MEXICO CITY — A Catholic shelter on the Mexico-Guatemala border has been assisting busloads of migrants who are being expelled from the United States to southern Mexico, then transported to Guatemala and dropped in a jungle town.
Juan Pablo Saquí, spokesman for the Belen migrant shelter in the Guatemalan border town of El Ceibo, said as many as nine buses daily have arrived at the Mexico-Guatemala crossing. The buses carry migrants who were flown from Texas to Villahermosa, Mexico, then taken 160 miles to El Ceibo, in a remote part of the Petén jungle region.
“Mexican migration authorities say to them, ‘In Guatemala … there’s another bus to take you directly to your countries or place of origin,'” Saquí said. “But when they come here, there’s nothing.”
Saquí says the arrivals at his shelter — which can host 70 people at a time — are from Central American countries. Migrants with money purchase transportation to Guatemala City, some 390 miles to the southwest, while others without funds spend time at the shelter until they can pay their passage.
The U.S. government has started sending migrants and asylum-seekers — expelled under Title 42 public health orders, imposed during the pandemic — to southern Mexico, where Mexican officials take them to the border with neighboring Guatemala. Civil society and Catholic organizations working with migrants have documented Central Americans being flown from Texas to the cities of Villahermosa or Tapachula and immediately taken to the border.
Jesuit Father José Luis González said he first encountered the case of a Central American being sent to southern Mexico, then onward to Guatemala, July 11.
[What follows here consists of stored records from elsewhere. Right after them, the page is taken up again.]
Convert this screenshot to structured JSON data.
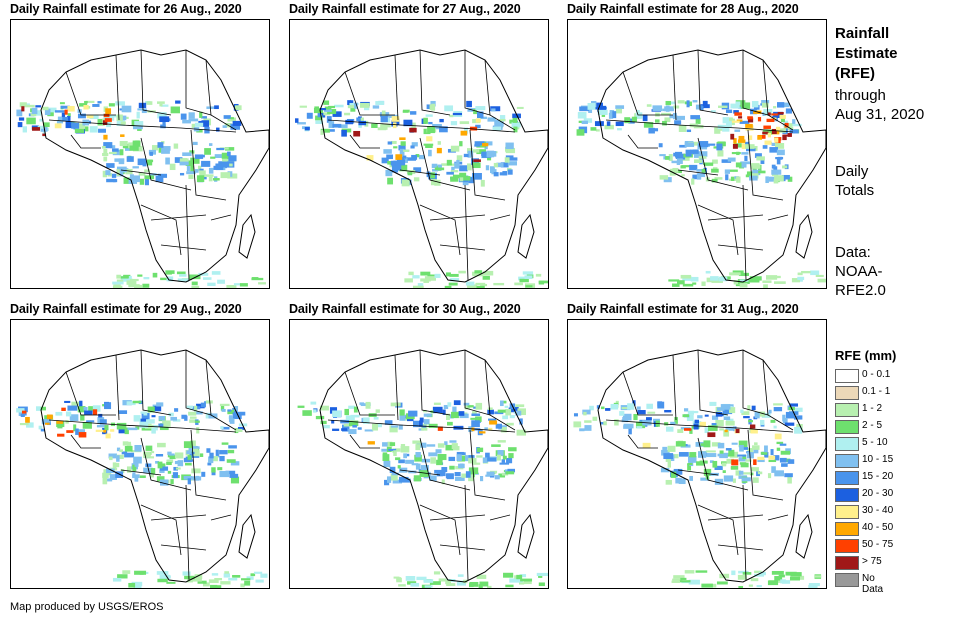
{
  "panels": [
    {
      "title": "Daily Rainfall estimate for 26 Aug., 2020",
      "intensity": "moderate-west"
    },
    {
      "title": "Daily Rainfall estimate for 27 Aug., 2020",
      "intensity": "moderate-central"
    },
    {
      "title": "Daily Rainfall estimate for 28 Aug., 2020",
      "intensity": "heavy-east"
    },
    {
      "title": "Daily Rainfall estimate for 29 Aug., 2020",
      "intensity": "moderate-west"
    },
    {
      "title": "Daily Rainfall estimate for 30 Aug., 2020",
      "intensity": "light"
    },
    {
      "title": "Daily Rainfall estimate for 31 Aug., 2020",
      "intensity": "moderate-central"
    }
  ],
  "sidebar": {
    "title_lines": [
      "Rainfall",
      "Estimate",
      "(RFE)"
    ],
    "through_lines": [
      "through",
      "Aug 31, 2020"
    ],
    "daily_lines": [
      "Daily",
      "Totals"
    ],
    "data_lines": [
      "Data:",
      "NOAA-",
      "RFE2.0"
    ]
  },
  "legend": {
    "title": "RFE (mm)",
    "items": [
      {
        "label": "0 - 0.1",
        "color": "#ffffff"
      },
      {
        "label": "0.1 - 1",
        "color": "#ecd8b8"
      },
      {
        "label": "1 - 2",
        "color": "#b8f0b0"
      },
      {
        "label": "2 - 5",
        "color": "#6ee06e"
      },
      {
        "label": "5 - 10",
        "color": "#b0f0f0"
      },
      {
        "label": "10 - 15",
        "color": "#80c0f0"
      },
      {
        "label": "15 - 20",
        "color": "#4a94ec"
      },
      {
        "label": "20 - 30",
        "color": "#1c60e0"
      },
      {
        "label": "30 - 40",
        "color": "#fff08c"
      },
      {
        "label": "40 - 50",
        "color": "#ffa800"
      },
      {
        "label": "50 - 75",
        "color": "#ff4000"
      },
      {
        "label": "> 75",
        "color": "#a01818"
      },
      {
        "label": "No Data",
        "color": "#999999"
      }
    ]
  },
  "footer": "Map produced by USGS/EROS"
}
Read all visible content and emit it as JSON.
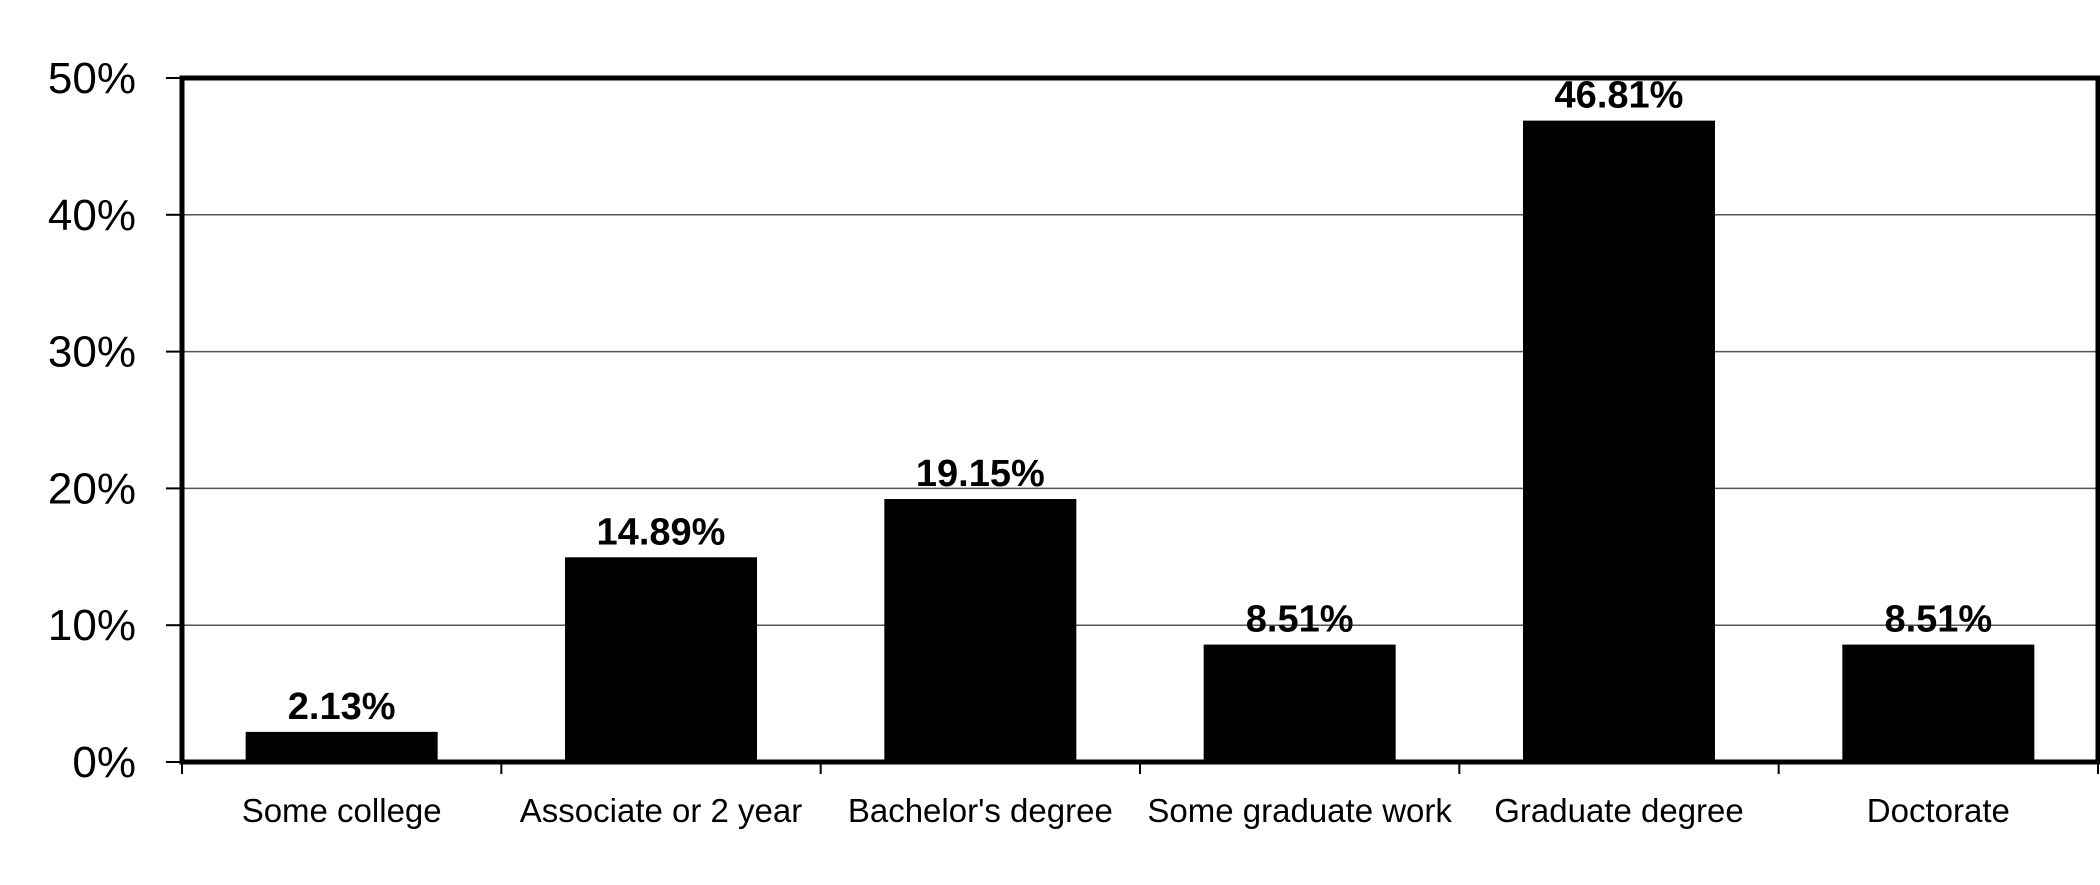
{
  "chart_data": {
    "type": "bar",
    "categories": [
      "Some college",
      "Associate or 2 year",
      "Bachelor's degree",
      "Some graduate work",
      "Graduate degree",
      "Doctorate"
    ],
    "values": [
      2.13,
      14.89,
      19.15,
      8.51,
      46.81,
      8.51
    ],
    "data_labels": [
      "2.13%",
      "14.89%",
      "19.15%",
      "8.51%",
      "46.81%",
      "8.51%"
    ],
    "yticks": [
      0,
      10,
      20,
      30,
      40,
      50
    ],
    "ytick_labels": [
      "0%",
      "10%",
      "20%",
      "30%",
      "40%",
      "50%"
    ],
    "ylim": [
      0,
      50
    ],
    "title": "",
    "xlabel": "",
    "ylabel": "",
    "grid": true,
    "legend": "none",
    "bar_color": "#000000"
  }
}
He said the U.S. government previously returned Central American migrants under a safe third-country agreement to Guatemala City, “where there is some infrastructure” to receive them.
“Now it’s much worse because they’re being taken to the jungle, to a village called El Ceibo, which has four houses,” he said.
The arrival of flights from McAllen, Texas, to Tapachula, starting Aug. 9, caught the attention of civil society groups and caused an outcry, said Father González, coordinator of the Jesuit Migrant Network, Central America and North America.
A Mexican human rights monitoring network, which includes several Catholic-run migrant shelters, said Aug. 11 the process violates the right to request asylum and risks the lives of people who need international protection.
The statement said a domestic flight arrived Aug. 10 in Tapachula “with persons held in migration centers in central and northern Mexico. From the testimonies collected, these persons detained in the country were explicitly denied, including with insults, the possibility of seeking asylum in Mexico by (Mexican immigration.)”
Families and children were among the migrants being bused to the Guatemalan border, the statement added.
Alejandro Mayorkas, secretary of the U.S. Department of Homeland Security, confirmed the policy Aug. 12, saying “Our expulsion flights are now increasingly moving into the interior of Mexico, so return … is not as easy. We are doing so in collaboration with Mexico.”
Mexican officials have not commented on the flights. Mexican migrants — not Central Americans — have previously been returned to Mexican cities far from the U.S. border.
The removals come as the U.S. authorities detain record numbers of migrants along the southwestern border. More than 212,600 migrants — the highest monthly total in 21 years — were detained in July, according to U.S. Customs and Border Protection.
The U.S. government has turned to Mexico in recent years to slow the stream of migrants traveling through the country toward the U.S. border.